Once More, with (Chaste) Feeling
Wholesome teens? Check. Candy-colored costumes? Check. Must be HSM again.
Disney Channel's 2006 surprise-hit movie operated on the aspirational principle of kid culture: just as naming a magazine Seventeen will attract 13-year-olds, so will a franchise called High School Musical reach tweens for whom high school is only an enticing and terrifying eventuality. Like the original, High School Musical 2 (Aug. 17, 8 p.m. E.T.) gives them high school with training wheels: romance without sexual pressure, G-rated teen pop (Justin Timberlake before he brought sexy back). It's a raging bacchanal of hand holding, milk drinking and explicit thespianism! Obviously, this is escapism for parents too. Even the kids' rebellions--baking crème brûlée, angry dance numbers--would look good on a college application.
In High School Musical 2, it's vacation, and the kids of Albuquerque's East High are looking for summer jobs. Jock-turned-stage-star Troy Bolton (Zac Efron) scores a sweet gig as an assistant golf pro at the Lava Springs country club and gets jobs for his pals and girlfriend Gabriella Montez (Vanessa Hudgens). The catch: his job has been arranged by spoiled rich girl and theater brat Sharpay Evans (Ashley Tisdale), who considers Troy her rightful boyfriend. She connives for him to duet with her in a talent show--and for Gabriella to be left out. For middle-class Troy, there are connections and a basketball scholarship--if he plays along.

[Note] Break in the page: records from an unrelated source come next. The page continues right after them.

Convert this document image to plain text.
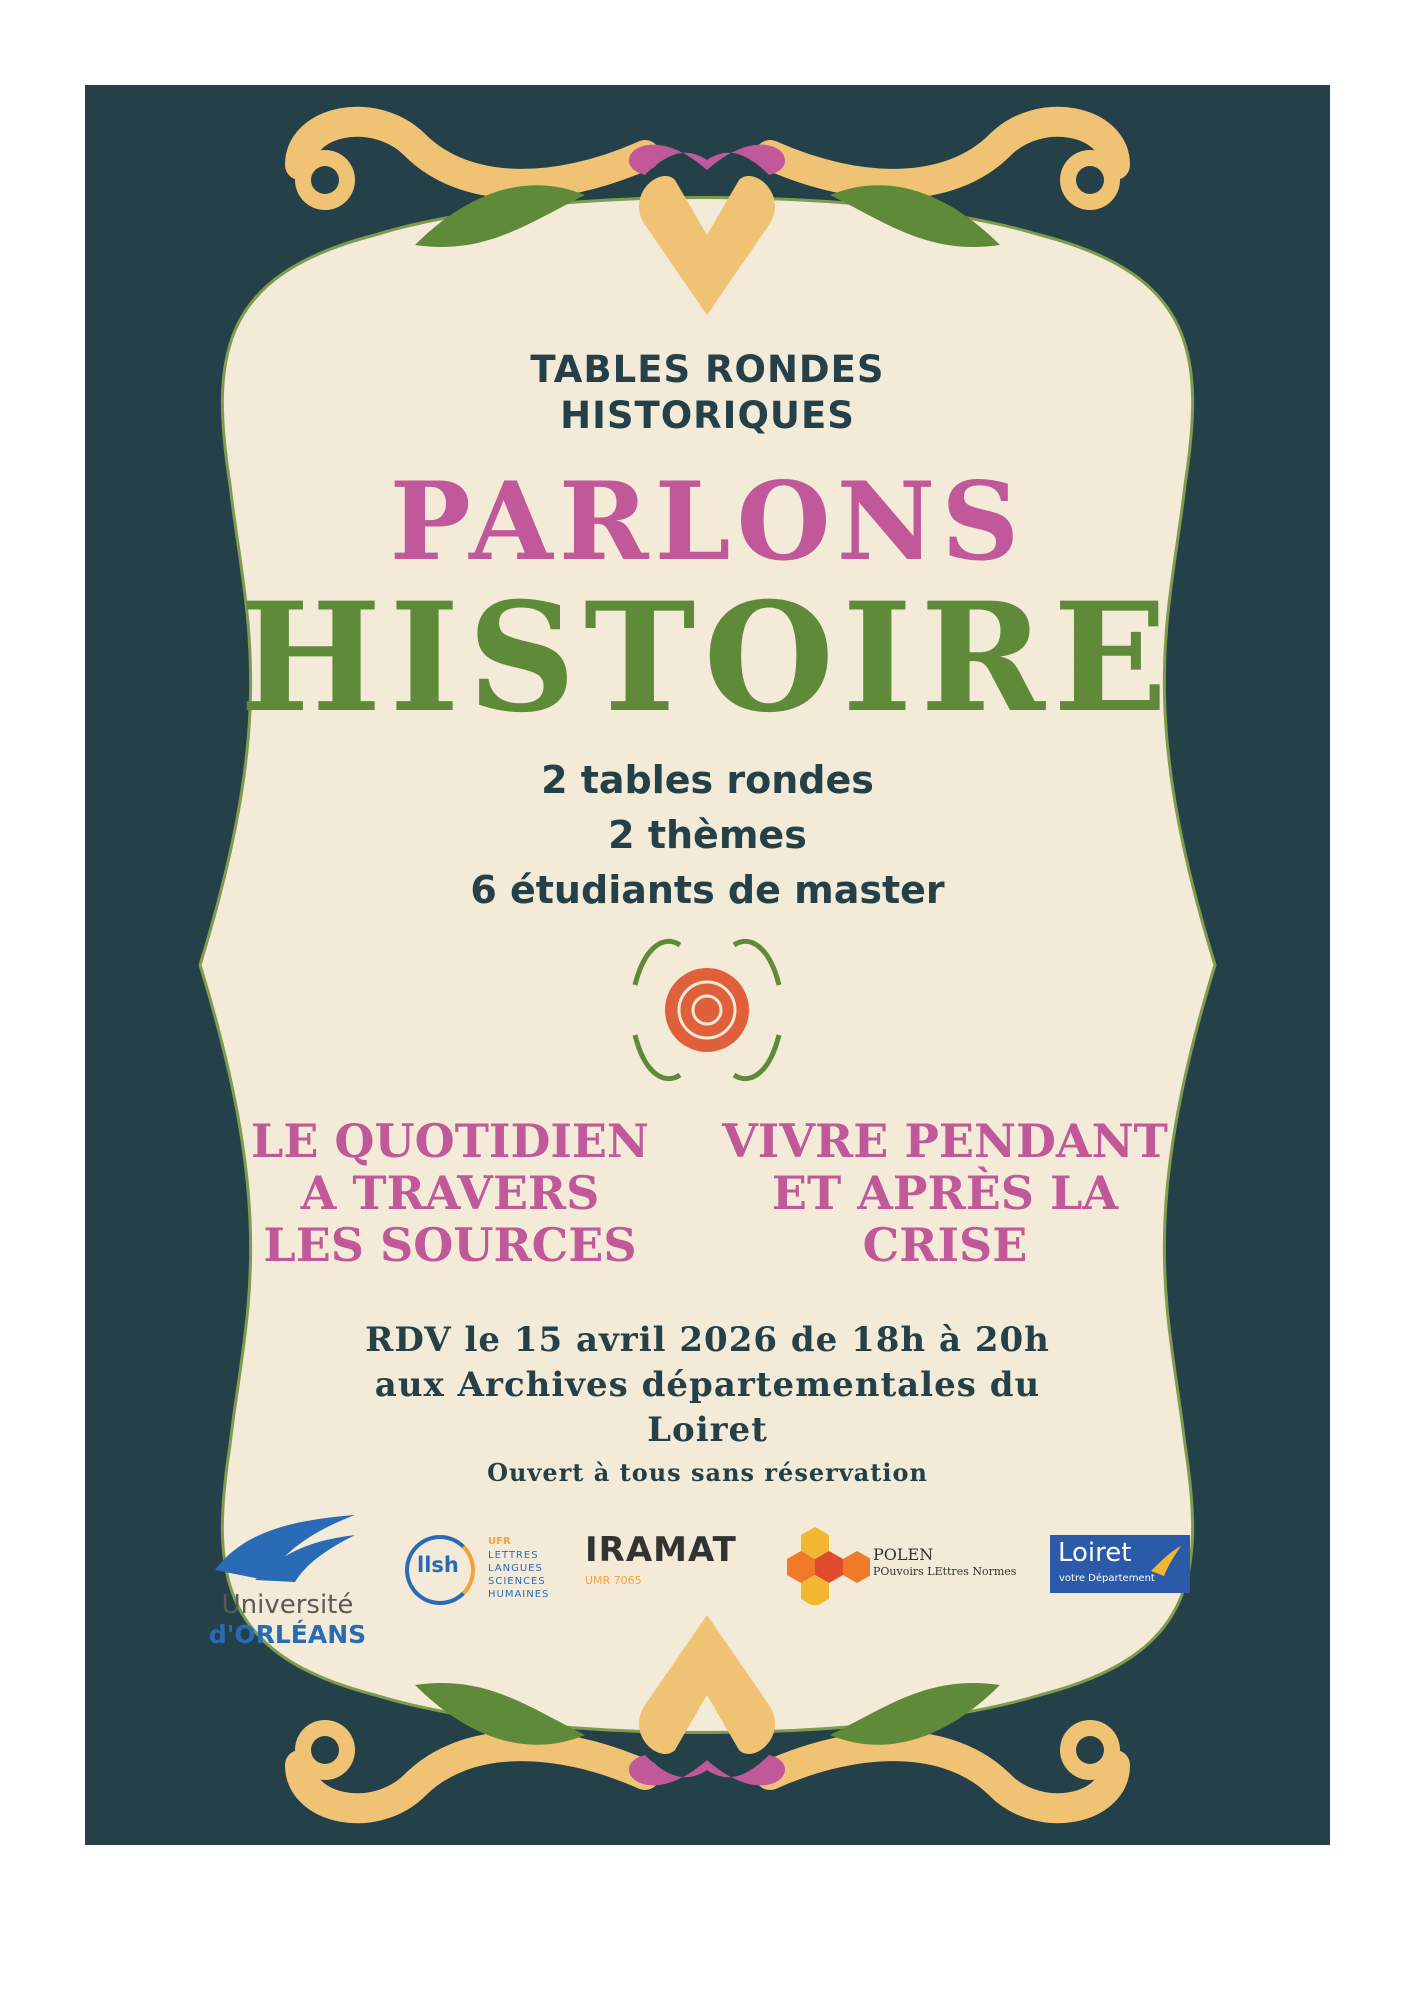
TABLES RONDES
HISTORIQUES
PARLONS
HISTOIRE
2 tables rondes
2 thèmes
6 étudiants de master
LE QUOTIDIEN
A TRAVERS
LES SOURCES
VIVRE PENDANT
ET APRÈS LA
CRISE
RDV le 15 avril 2026 de 18h à 20h
aux Archives départementales du
Loiret
Ouvert à tous sans réservation
Université
d'ORLÉANS
llsh
UFR
LETTRES
LANGUES
SCIENCES
HUMAINES
IRAMAT
UMR 7065
POLEN
POuvoirs LEttres Normes
Loiret
votre Département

High School Musical 2's audience already knows how this movie ends. But they'll watch and re-watch because it has such an unembarrassed good time getting there. Where the original had a basketball dance number, the sequel has I Don't Dance, a baseball/hoofing showdown between Sharpay's fey brother Ryan (Lucas Grabeel) and athlete Chad (Corbin Bleu). (The double entendres--"I'll show you how I swing!"--re unavoidable, if unintentional.) The whole production is as blindingly art-directed as a sixth-grader's backpack--Lava Springs looks as if it's made out of chunks of sweet-and-sour chicken, and Sharpay pulls up to it in a pink monogrammed convertible that Barbie might drive.
Ah, Sharpay! Troy and Gabriella may provide the romance, but Sharpay is the hungry heart of the show, and Tisdale plays her with preening relish. She's the most brazen (and belly-baring) of the kids, but even her plot to conquer Troy is asexual and preadolescent; she just wants him to complete the picture of herself as school diva. He's the Ken doll that completes the play set. (Whether he's anatomically correct is irrelevant.)
Yet Sharpay is not really that bad; she just wants too much. Nobody is that bad in this world--not the popular kids, not the ditzy parents, not the overworked authority figures--and that's its charm. Everyone--band geek, hoop star, rich kid--stands side by side for their curtain call. Whether high school is in front of you or long behind, who wouldn't want to believe that story?